By: Bavo Stevens
This profile on the International Criminal Court (ICC) marks the beginning of a blog series that aims to explore how the international community prosecutes individuals who have grossly violated international law. Following this profile on the ICC will be a series of posts about some of the current head prosecutors of the ICC and other international tribunals.
2002 marked an important milestone for International Law with the creation of the International Criminal Court (ICC). A highly unique body in the international realm, the ICC has been a controversial addition to the global justice system. It is thus far the first—and only—international judicial body capable of bringing individual perpetrators to justice.
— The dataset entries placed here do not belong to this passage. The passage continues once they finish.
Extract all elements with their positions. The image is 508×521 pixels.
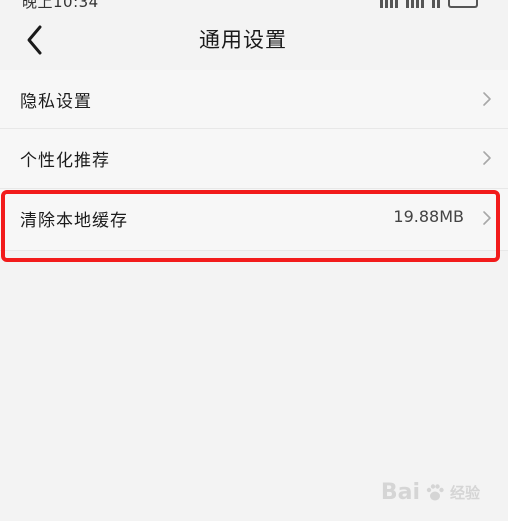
settings-item-clear-cache[interactable]: 清除本地缓存 19.88MB — [0, 189, 508, 251]
signal-icon-2 — [406, 0, 424, 8]
settings-list: 隐私设置 个性化推荐 清除本地缓存 19.88MB — [0, 70, 508, 251]
chevron-right-icon — [483, 211, 491, 225]
battery-icon — [448, 0, 478, 8]
chevron-right-icon — [483, 92, 491, 106]
paw-icon — [426, 483, 444, 500]
signal-icon — [380, 0, 398, 8]
settings-item-label: 个性化推荐 — [20, 151, 110, 171]
status-time: 晚上10:34 — [22, 0, 99, 10]
watermark-sub: 经验 — [449, 484, 480, 502]
wifi-icon — [432, 0, 440, 8]
status-bar: 晚上10:34 — [0, 0, 508, 10]
cache-size-value: 19.88MB — [393, 207, 464, 226]
page-title: 通用设置 — [199, 28, 287, 52]
status-icons — [380, 0, 478, 8]
settings-item-personalized-recommend[interactable]: 个性化推荐 — [0, 129, 508, 189]
settings-item-label: 清除本地缓存 — [20, 211, 128, 231]
chevron-right-icon — [483, 151, 491, 165]
settings-item-privacy[interactable]: 隐私设置 — [0, 70, 508, 129]
watermark-text: Bai — [380, 480, 420, 505]
header: 通用设置 — [0, 10, 508, 70]
watermark: Bai 经验 — [381, 480, 480, 505]
settings-item-label: 隐私设置 — [20, 92, 92, 112]
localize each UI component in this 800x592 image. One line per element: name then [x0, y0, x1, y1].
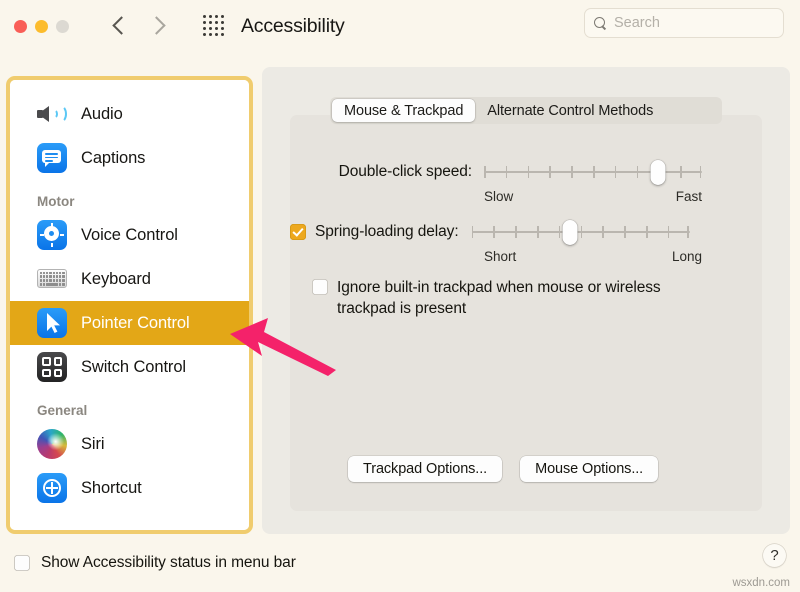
- sidebar-item-label: Audio: [81, 105, 123, 124]
- sidebar-item-label: Shortcut: [81, 479, 142, 498]
- sidebar-item-voice-control[interactable]: Voice Control: [10, 213, 249, 257]
- spring-loading-row: Spring-loading delay:: [290, 222, 762, 242]
- sidebar-item-label: Pointer Control: [81, 314, 190, 333]
- tab-mouse-trackpad[interactable]: Mouse & Trackpad: [332, 99, 475, 122]
- slider-knob[interactable]: [562, 220, 577, 245]
- shortcut-accessibility-icon: [37, 473, 67, 503]
- ignore-trackpad-label: Ignore built-in trackpad when mouse or w…: [337, 277, 709, 319]
- sidebar-item-audio[interactable]: Audio: [10, 92, 249, 136]
- sidebar-group-motor: Motor: [10, 194, 249, 209]
- options-button-group: Trackpad Options... Mouse Options...: [348, 456, 658, 482]
- slider-ticks: [472, 226, 690, 238]
- sidebar-item-shortcut[interactable]: Shortcut: [10, 466, 249, 510]
- spring-loading-min-label: Short: [484, 249, 516, 264]
- sidebar: Audio Captions Motor: [10, 80, 249, 530]
- tab-alternate-control-methods[interactable]: Alternate Control Methods: [475, 99, 665, 122]
- window-footer: Show Accessibility status in menu bar ? …: [0, 534, 800, 592]
- minimize-button[interactable]: [35, 20, 48, 33]
- double-click-range-labels: Slow Fast: [484, 189, 702, 204]
- spring-loading-label: Spring-loading delay:: [315, 223, 459, 241]
- mouse-options-button[interactable]: Mouse Options...: [520, 456, 658, 482]
- grid-all-preferences-icon[interactable]: [203, 15, 225, 37]
- sidebar-item-label: Switch Control: [81, 358, 186, 377]
- spring-loading-slider[interactable]: [472, 222, 690, 242]
- close-button[interactable]: [14, 20, 27, 33]
- sidebar-item-label: Keyboard: [81, 270, 151, 289]
- trackpad-options-button[interactable]: Trackpad Options...: [348, 456, 502, 482]
- ignore-trackpad-checkbox[interactable]: [312, 279, 328, 295]
- double-click-min-label: Slow: [484, 189, 513, 204]
- search-icon: [594, 17, 607, 30]
- double-click-speed-slider[interactable]: [484, 162, 702, 182]
- voice-control-icon: [37, 220, 67, 250]
- chevron-left-icon[interactable]: [113, 15, 126, 37]
- window-titlebar: Accessibility Search: [0, 0, 800, 52]
- double-click-speed-row: Double-click speed:: [290, 162, 762, 182]
- annotation-arrow-icon: [228, 312, 388, 392]
- accessibility-preferences-window: Accessibility Search Audio: [0, 0, 800, 592]
- chevron-right-icon[interactable]: [150, 15, 163, 37]
- double-click-max-label: Fast: [676, 189, 702, 204]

The ICC’s early roots can be traced back to the end of the Cold War. During the early 1990’s certain tribunals, like the International Criminal Tribunal for the former Yugoslavia and for Rwanda, were set up to try individuals accused of severe war crimes in those conflicts. These tribunals acted as important precedents for the ICC. They demonstrated the international community’s commitment to stop individuals from acting without impunity. However, since these tribunals were temporary and could only try crimes committed during these specific conflicts, it was decided to create a permanent international body that could prosecute other war crimes. As such, the 1998 Rome Statute allowed for the creation of the ICC. Its current headquarters are located in The Hague, Netherlands.
As it exists now, the ICC’s aim is to try those individuals accused “of the most serious crimes of international concern”. What this means is that the court focuses on acts of genocide, crimes against humanity, and war crimes committed anywhere around the world. It acts as a court of last resort, only intervening when national proceedings have proven to not be genuine.
The ICC does exist with several notable limitations. The court has no retrospective jurisdiction, which means that it cannot try any crime committed before the 1st of July 2002. It also relies almost entirely on national police services to arrest and transfer criminals to The Hague. This has been met with mixed results. Mr. Bemba, former vice-president of the Democratic Republic of the Congo, for example, was arrested in Brussels in 2008. But the court still has an outstanding arrest warrant against Sudanese President Omar al-Bashir, with several ICC signatory countries, the BBC notes, refusing to co-operate in his arrest.
Indeed, the ICC has not been without its fair share of criticism. Opponents of the ICC have expressed fear of prosecutors initiating proceedings that are politically motivated. Laura Barnett, a member of the Legal and Legislative Affairs Division of the Canadian Parliament, highlights several of these concerns in her paper discussing the merits of the ICC. In her paper, she quotes John R. Bolton, former American Permanent Representative to the UN, who expressed concern that the President of the United States and members of the presidential cabinet could become ‘“real potential targets of the politically unaccountable prosecutor”’.
African leaders have also criticized the court for being heavily biased—all of the cases currently open are in Africa. In fact, the courts first verdict was against Thomas Lubanga, the leader of the militia in the Democratic Republic of the Congo who was convicted for his use of child soldiers.
Another common criticism that Barnett notes is that the ICC could act as a barrier to peace and reconciliation. In the past, amnesty for war crimes has occasionally been granted, such as in South Africa and Chile, in order to end further conflict. However, some argue the potential prospect of being tried by the ICC for war crimes might make leaders more hesitant to approach the negotiation table.
Barnett does attempt to address these concerns in her paper. She notes, for example, that the ICC has a review process to avoid politically motivated prosecution. It also takes great strides to avoid being an obstacle to peace. These concerns seem legitimate to several countries, including the United States, who has signed but not ratified the treaty.
One must remember, however, that the ICC is very much an experiment in international justice. It is a novel idea that will have striking consequences for the international community. As the court continues to try war criminals it will develop into a more effective institution. It has already accomplished a lot in its short existence. We can only wait and see how it does in the future.
Bavo Stevens is a second year in the College.